Cause : manusia semakin kompetitif, semakin memiliki resources, semakin punya ilmu.
Effect : sikut-sikutan, turun moral, hirarki materialistik, kebusukan komunal.

Nah, dukun2 ini –orang2 berfikir, semakin banyak jumlahnya di dunia. Artinya, jumlah orang2 yang memahami cause and effect dan kesadaran pola sejarah semakin menjadi. Kalo lo baca tulisan ini dan paham maksud gue (terlepas dari setuju ato enggak), lo calon dukun.

Lalu?
Maka beruntunglah! Hegemoni yang mengatur orang2 yang malas berfikir, dibentuk oleh para pemikir yang sadar pola (terlepas dari mereka bijaksana atau bijaksini).  Artinya, produk komoditas yang beredar didalam settingan hegemoni ini memiliki corak kesadaran tersebut. Maaf konteksnya arsitektur, belum pinter : contohnya arsitektur kontemporer saat ini adalah sustainable architecture, juga space optimalizing. Keduanya banyak berkaca dari arsitektur oriental. Yang mana berhamba pada alam.

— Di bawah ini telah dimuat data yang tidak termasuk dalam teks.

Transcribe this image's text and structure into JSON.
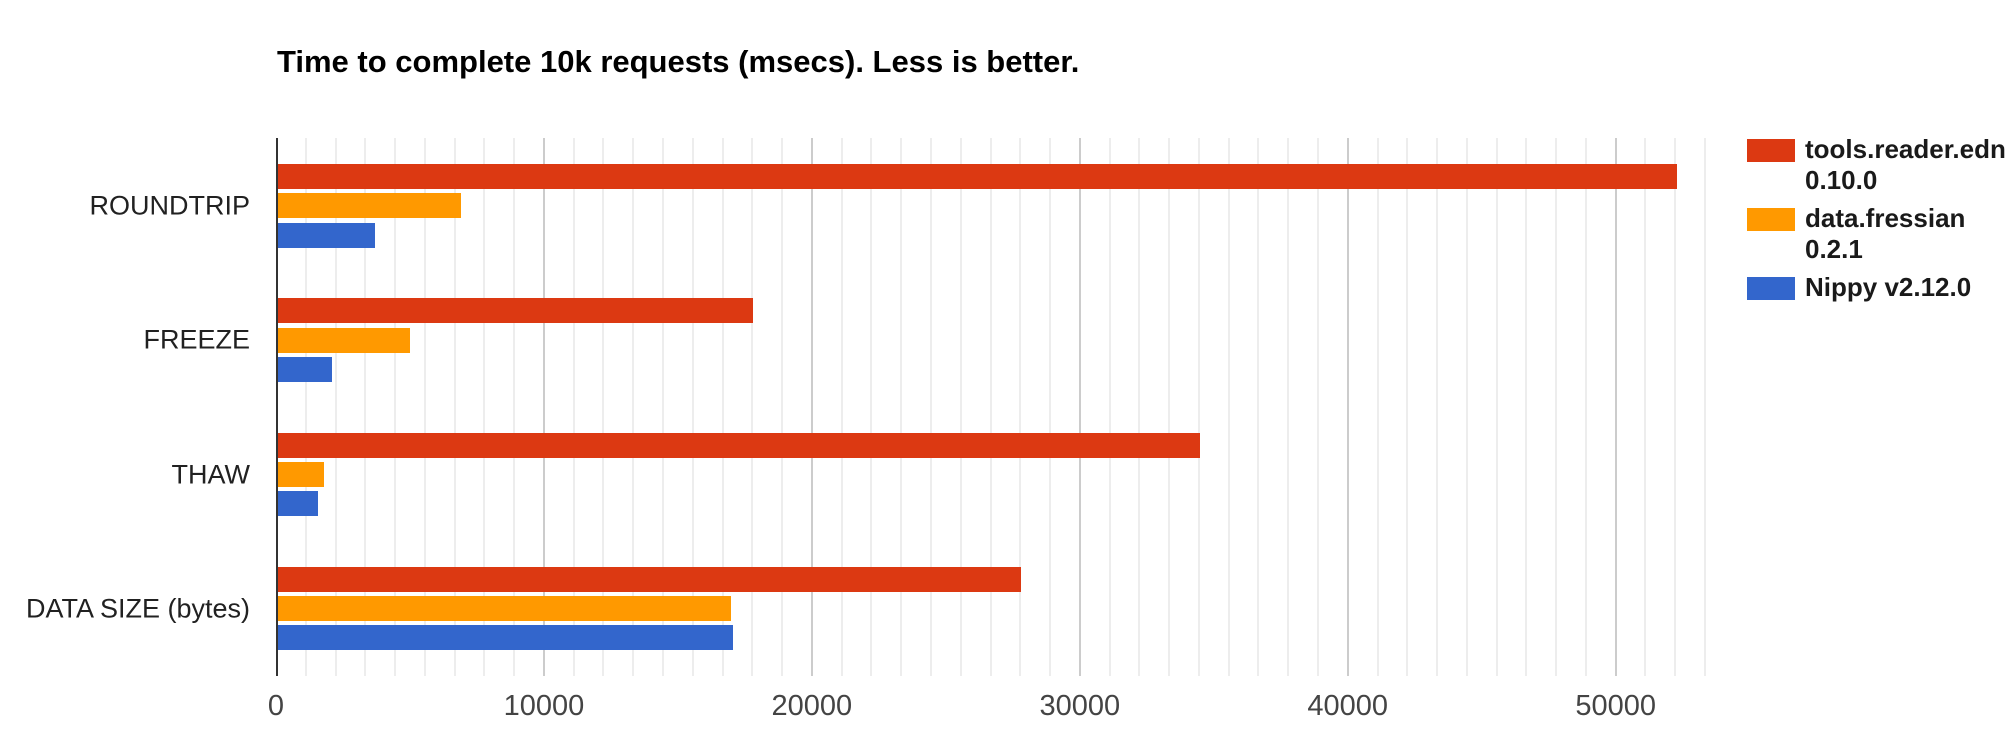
{
  "chart_data": {
    "type": "bar",
    "orientation": "horizontal",
    "title": "Time to complete 10k requests (msecs). Less is better.",
    "xlabel": "",
    "ylabel": "",
    "categories": [
      "ROUNDTRIP",
      "FREEZE",
      "THAW",
      "DATA SIZE (bytes)"
    ],
    "series": [
      {
        "name": "tools.reader.edn 0.10.0",
        "legend_lines": [
          "tools.reader.edn",
          "0.10.0"
        ],
        "color": "#DC3912",
        "values": [
          52300,
          17800,
          34500,
          27800
        ]
      },
      {
        "name": "data.fressian 0.2.1",
        "legend_lines": [
          "data.fressian",
          "0.2.1"
        ],
        "color": "#FF9900",
        "values": [
          6900,
          5000,
          1800,
          17000
        ]
      },
      {
        "name": "Nippy v2.12.0",
        "legend_lines": [
          "Nippy v2.12.0"
        ],
        "color": "#3366CC",
        "values": [
          3700,
          2100,
          1550,
          17050
        ]
      }
    ],
    "xlim": [
      0,
      53333
    ],
    "x_ticks": [
      0,
      10000,
      20000,
      30000,
      40000,
      50000
    ],
    "x_tick_labels": [
      "0",
      "10000",
      "20000",
      "30000",
      "40000",
      "50000"
    ],
    "minor_gridlines_per_major": 9,
    "grid": true,
    "legend_position": "right",
    "colors": {
      "background": "#ffffff",
      "axis_line": "#333333",
      "minor_gridline": "#ededed",
      "major_gridline": "#cccccc",
      "tick_label": "#444444",
      "category_label": "#212121",
      "title_text": "#000000",
      "legend_text": "#1a1a1a"
    }
  }
}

Nah, hal ini, terlepas dari ngerti enggaknya para pengikut hegemoni tersebut terhadap esensi komoditas yang disuapkan pada mereka (omg arsitektur hijau tuh keren bgt), mereka dihadapkan pada produk hegemoni yang menuju pada kesadaran dan solusi dari masalah diawal tulisan ini; gagalnya ruang hunian masyarakat.

Dari sisi lain, para pemikir yang tidak tertarik menjadi petugas hegemoni menempatkan dirinya sebagai para petarung ide yang unorthodox. Mereka yang kembali pada ide bahwa manusia dibawah alam, Yusing, Mangunwijaya, Heidigger, dan sebagainya (maaf contohnya umum, belom pinter).

Paham maksud gue disini?
Manusia curang karena kita sekarang punya peluang untuk tidak mengikuti pola bertobat setelah kehancuran. Kita punya peluang membuat jalan baru. Kita berprogress.

Cause : makin banyak orang pinter.
Effect : makin banyak orang males pinter ngikutin orang pinter menuju penghindaran pola.


Udah ah, ngantuk. Maaf kalo tulisannya nggak rapi dan ga sopan, sekedar untuk arsip pribadi kok.